Baggie Nomination #6:
“Pieces of a Woman” (2020) directed by Kornél Mundruczó, from a screenplay by Kata Wéber, hones in on the tragic circumstances surrounding a home birth gone wrong, starring Vanessa Kirby (in a welcome starring role for the actress), Shia Labeouf, Molly Parker, Sarah Snook, Iliza Shlesinger, Benny Safdie, Jimmie Fails and Ellen Burstyn. Produced by renowned director Martin Scorsese, when speaking of the film, he said, “I was so taken by this voyage, so to speak. I have three daughters. Two from another marriage and my youngest daughter just turned 21. So, over the years, the relationship of mothers and daughters has become very, very important to me and fascinating, fascinating-a mystery. Something that I deal with constantly. It seems like the first 45 minutes of the scene is the birthing scene. I felt as if we went through it. That I actually experienced it. The nature of the camera work, the writing is such that I just felt immersed in the movie. It wasn’t a movie anymore. I was immersed with these people.”
He is not wrong. The centerpiece of the film is a 24-minute single-shot scene of childbirth – a bold and difficult, but worthwhile undertaking that results in viewers feeling incredibly close to the subject from the jump. Kirby plays Martha Weiss, a young woman, who with her partner, Sean Carson (Labeouf) decides to give birth at home with the help of highly regarded mid-wife, Eva Woodward (Parker). This decision was complicated – as later revealed – by Martha’s mother, Elizabeth (Ellen Burstyn), strongly urging her not to take this route and Carson’s reputation for being reckless and disloyal. When the baby does not survive the birth, “Pieces of a Woman” tells the story of exactly that – the pieces left of a woman forced to attempt to put her life back together after such impossible misfortune.
While Martha drifts through her life working to overcome her sorrow, her mother, against her wishes, pursues ramifications for the events in court by suing the midwife. However, the film hardly plays like a courtroom drama. It resonates in the painful emotional reckoning of one woman, beautifully written and portrayed.
The film was based on the 2018 play of the same name, also by Wéber and Mundruczó, which was based on their own experience losing a child to an unsuccessful pregnancy, as well as taking elements from the trial of Hungarian midwife Ágnes Geréb. When discussing the advent of the story, Wéber said, “While writing the story, somehow, I felt that is a way I can talk about [our experience]. That it was my way of talking about it and getting closer also with Kornel. Our experience is very different from what’s in the film, but at the same time [it is the same] feeling of isolation not being to talk about something. I think it’s the same with women experiencing miscarriages, stillbirth, sudden infant death. It’s a whole big realm of things that connect us somehow.”
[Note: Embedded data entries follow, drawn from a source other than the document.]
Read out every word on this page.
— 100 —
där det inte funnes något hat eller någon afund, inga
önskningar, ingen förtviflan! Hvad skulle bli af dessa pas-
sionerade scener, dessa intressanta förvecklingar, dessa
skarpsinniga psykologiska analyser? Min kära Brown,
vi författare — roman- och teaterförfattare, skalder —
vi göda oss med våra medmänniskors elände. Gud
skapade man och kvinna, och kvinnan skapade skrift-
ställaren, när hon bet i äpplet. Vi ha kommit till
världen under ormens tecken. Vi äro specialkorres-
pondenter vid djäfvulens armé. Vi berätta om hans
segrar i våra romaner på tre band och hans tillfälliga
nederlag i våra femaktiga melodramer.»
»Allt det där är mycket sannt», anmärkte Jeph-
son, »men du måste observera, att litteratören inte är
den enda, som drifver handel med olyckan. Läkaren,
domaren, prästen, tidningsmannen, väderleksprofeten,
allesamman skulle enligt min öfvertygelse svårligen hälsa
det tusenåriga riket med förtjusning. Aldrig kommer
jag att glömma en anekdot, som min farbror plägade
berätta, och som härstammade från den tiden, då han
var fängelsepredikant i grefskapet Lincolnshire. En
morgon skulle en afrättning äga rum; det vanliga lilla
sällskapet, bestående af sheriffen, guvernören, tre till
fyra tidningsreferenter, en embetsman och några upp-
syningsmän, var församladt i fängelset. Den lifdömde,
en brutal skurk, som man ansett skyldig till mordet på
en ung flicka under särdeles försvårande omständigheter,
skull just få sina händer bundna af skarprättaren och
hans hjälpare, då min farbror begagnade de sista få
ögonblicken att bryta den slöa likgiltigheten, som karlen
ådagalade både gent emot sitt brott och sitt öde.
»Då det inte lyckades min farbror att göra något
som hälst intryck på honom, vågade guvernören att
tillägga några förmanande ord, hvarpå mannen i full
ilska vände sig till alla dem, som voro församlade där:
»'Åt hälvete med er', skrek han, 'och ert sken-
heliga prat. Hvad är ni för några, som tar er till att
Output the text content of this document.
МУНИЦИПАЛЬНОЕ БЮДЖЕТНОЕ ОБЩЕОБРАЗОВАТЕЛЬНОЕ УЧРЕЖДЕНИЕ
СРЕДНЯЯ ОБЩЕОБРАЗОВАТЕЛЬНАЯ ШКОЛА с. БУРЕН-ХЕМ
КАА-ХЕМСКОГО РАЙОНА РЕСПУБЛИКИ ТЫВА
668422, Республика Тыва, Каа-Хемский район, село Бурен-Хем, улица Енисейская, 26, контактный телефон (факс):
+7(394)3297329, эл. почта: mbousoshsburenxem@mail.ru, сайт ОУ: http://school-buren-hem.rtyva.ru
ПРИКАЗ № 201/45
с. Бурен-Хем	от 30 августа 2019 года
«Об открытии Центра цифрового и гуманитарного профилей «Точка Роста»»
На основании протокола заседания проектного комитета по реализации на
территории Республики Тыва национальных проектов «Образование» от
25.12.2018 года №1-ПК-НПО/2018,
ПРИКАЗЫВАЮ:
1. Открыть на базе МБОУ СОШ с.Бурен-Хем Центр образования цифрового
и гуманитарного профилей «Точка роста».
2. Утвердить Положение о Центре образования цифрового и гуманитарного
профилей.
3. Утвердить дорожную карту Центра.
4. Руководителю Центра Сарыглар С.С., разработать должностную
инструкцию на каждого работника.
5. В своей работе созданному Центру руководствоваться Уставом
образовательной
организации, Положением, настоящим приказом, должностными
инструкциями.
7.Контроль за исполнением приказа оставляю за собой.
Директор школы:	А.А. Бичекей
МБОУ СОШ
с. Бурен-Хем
Coming at a time where the world slowed to a halt, we saw an increased allowance for slow paced, poignant stories that focus on the inner life of its lead (see “Nomadland,” “Sound of Metal,” “The Dig”), and “Pieces of a Woman” fits the bill. It is a powerful story with impressive, immersive cinematography and resounding performances, resulting in an Academy Award nomination for Vanessa Kirby and the Arca CinemaGiovani Award at Venice International Film Festival where it premiered. Acquired by Netflix, where it is available to stream, “Pieces of a Woman” is a must-see.